Journal of Clinical Investigation, 1991
The complex events by which digestive enzyme zymogens and lysosomal hydrolases are segregated from each other and differentially transported to their respective membrane-bound intracellular organelles in the pancreas have been noted to be disturbed during the early stages of several models of experimental pancreatitis. As a result, lysosomal hydrolases such as cathepsin B are redistributed to the subcellular zymogen granulerich fraction and lysosomal hydrolases as well as digestive enzyme zymogens are colocalized within large cytoplasmic vacuoles.

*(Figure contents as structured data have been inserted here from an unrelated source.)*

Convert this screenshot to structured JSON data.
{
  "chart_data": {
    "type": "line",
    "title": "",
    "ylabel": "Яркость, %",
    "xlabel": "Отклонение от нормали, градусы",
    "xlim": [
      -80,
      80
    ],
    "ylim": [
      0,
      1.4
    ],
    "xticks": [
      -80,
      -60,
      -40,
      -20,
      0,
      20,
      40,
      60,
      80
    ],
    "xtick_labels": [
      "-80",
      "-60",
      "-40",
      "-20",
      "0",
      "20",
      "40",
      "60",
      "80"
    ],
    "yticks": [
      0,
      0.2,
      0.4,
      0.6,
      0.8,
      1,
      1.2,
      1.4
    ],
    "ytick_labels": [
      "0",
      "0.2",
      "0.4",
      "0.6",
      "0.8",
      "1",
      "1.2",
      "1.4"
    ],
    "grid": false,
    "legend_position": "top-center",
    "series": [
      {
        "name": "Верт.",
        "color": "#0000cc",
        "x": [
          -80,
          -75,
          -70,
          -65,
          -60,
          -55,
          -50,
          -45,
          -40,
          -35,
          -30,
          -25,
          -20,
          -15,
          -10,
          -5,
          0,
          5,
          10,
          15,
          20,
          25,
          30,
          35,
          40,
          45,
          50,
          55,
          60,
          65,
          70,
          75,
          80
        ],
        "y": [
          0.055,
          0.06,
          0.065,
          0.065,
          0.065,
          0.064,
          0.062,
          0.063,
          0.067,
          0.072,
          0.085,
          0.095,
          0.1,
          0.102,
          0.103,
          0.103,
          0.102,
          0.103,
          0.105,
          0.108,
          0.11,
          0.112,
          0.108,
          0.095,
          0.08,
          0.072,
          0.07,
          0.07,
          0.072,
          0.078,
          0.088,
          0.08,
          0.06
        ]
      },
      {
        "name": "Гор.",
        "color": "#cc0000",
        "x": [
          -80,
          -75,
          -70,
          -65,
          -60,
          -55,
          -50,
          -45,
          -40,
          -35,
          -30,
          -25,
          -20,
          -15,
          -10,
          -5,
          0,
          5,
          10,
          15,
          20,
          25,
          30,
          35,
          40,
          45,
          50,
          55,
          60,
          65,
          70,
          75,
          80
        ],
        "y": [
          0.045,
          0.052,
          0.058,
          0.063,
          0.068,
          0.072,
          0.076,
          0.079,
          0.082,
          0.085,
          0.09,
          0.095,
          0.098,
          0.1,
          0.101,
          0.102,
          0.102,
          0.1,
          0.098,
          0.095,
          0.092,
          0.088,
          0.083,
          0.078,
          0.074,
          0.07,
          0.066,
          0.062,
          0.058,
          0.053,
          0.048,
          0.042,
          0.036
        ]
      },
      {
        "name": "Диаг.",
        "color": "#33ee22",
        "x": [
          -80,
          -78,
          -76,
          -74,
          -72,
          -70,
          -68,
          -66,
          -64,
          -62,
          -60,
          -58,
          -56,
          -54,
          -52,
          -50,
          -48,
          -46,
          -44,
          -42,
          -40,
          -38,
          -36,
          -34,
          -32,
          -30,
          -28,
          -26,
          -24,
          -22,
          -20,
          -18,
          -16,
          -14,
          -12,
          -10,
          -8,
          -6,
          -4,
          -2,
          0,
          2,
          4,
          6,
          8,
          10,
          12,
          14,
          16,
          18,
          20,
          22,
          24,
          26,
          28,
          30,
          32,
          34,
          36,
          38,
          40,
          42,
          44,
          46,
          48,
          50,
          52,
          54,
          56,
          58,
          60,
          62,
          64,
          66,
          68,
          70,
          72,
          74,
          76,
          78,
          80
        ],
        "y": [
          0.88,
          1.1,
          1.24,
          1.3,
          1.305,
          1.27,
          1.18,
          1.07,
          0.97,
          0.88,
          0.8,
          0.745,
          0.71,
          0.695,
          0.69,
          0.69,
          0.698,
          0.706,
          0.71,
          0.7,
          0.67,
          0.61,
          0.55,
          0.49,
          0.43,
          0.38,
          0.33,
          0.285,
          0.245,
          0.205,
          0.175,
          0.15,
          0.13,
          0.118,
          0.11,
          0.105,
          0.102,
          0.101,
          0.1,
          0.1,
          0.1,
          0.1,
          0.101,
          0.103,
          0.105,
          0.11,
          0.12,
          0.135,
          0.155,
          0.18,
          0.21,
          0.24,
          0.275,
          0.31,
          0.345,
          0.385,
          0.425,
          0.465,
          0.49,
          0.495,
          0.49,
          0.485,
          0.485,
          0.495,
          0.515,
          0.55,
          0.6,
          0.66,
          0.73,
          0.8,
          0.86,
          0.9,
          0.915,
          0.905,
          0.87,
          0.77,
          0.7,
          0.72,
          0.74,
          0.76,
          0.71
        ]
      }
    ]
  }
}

The current study was designed to create an in vitro system that would reproduce this redistribution phenomenon. Our results indicate that cathepsin B redistribution occurs when rat pancreatic fragments are incubated with a supramaximally stimulating concentration of the cholecystokinin analogue caerulein along with plasma from an animal subjected to in vivo supramaximal caerulein stimulation. Neither the plasma nor a supramaximally stimulating concentration of caerulein, alone, is sufficient to induce in vitro cathepsin B redistribution. The ability of the plasma to induce in vitro cathepsin redistribution is dependent upon its content ofa 10,000-30,000-D protein and is lost by exposure to protease inhibitors. In vitro cathepsin B redistribution also occurs when rat pancreatic fragments are incubated with plasma obtained from opossums with hemorrhagic necrotizing pancreatitis caused by bile/pancreatic duct ligation.